Вижу, что ей жутко неловко говорить всё это. Неужели она до сих пор думает, что нужна мне только в качестве няни для Вари?
- Из больницы ты поедешь ко мне. Без возражений, - вижу, что пытается новые отговорки выдумать.
- Я почти инвалид, - шелестит она, а по щекам слёзы катятся.
- Что ты такое говоришь? И что напридумывала себе?
- Врачи… они… сказали, - каждое слово Ксюша выталкивает из себя с неимоверным усилием. – Они сказали, что в следующий раз я могу умереть.
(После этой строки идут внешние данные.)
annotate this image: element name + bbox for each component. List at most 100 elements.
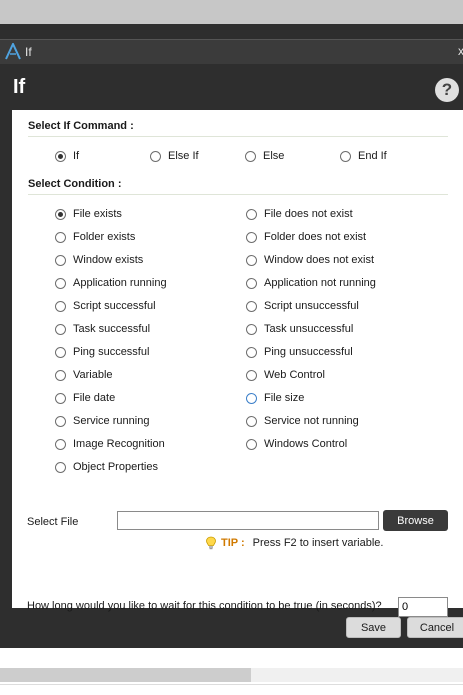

В этот раз им чудом удалось мне женские органы сохранить. Они советуют поставить спираль, а ещё лучше – стерилизоваться. Чтобы наверняка.
- Я сейчас готов им головы посворачивать, - злость накатывает разрушительной волной. Как они посмели такое в лоб говорить, когда Ксюша только-только в себя пришла? – Я тебе не позволю идти на такую операцию! С ума все сошли?! Да лучше сам стерилизуюсь. У мужчин это всё проще и безболезненней. Но тебе больше мучиться не позволю!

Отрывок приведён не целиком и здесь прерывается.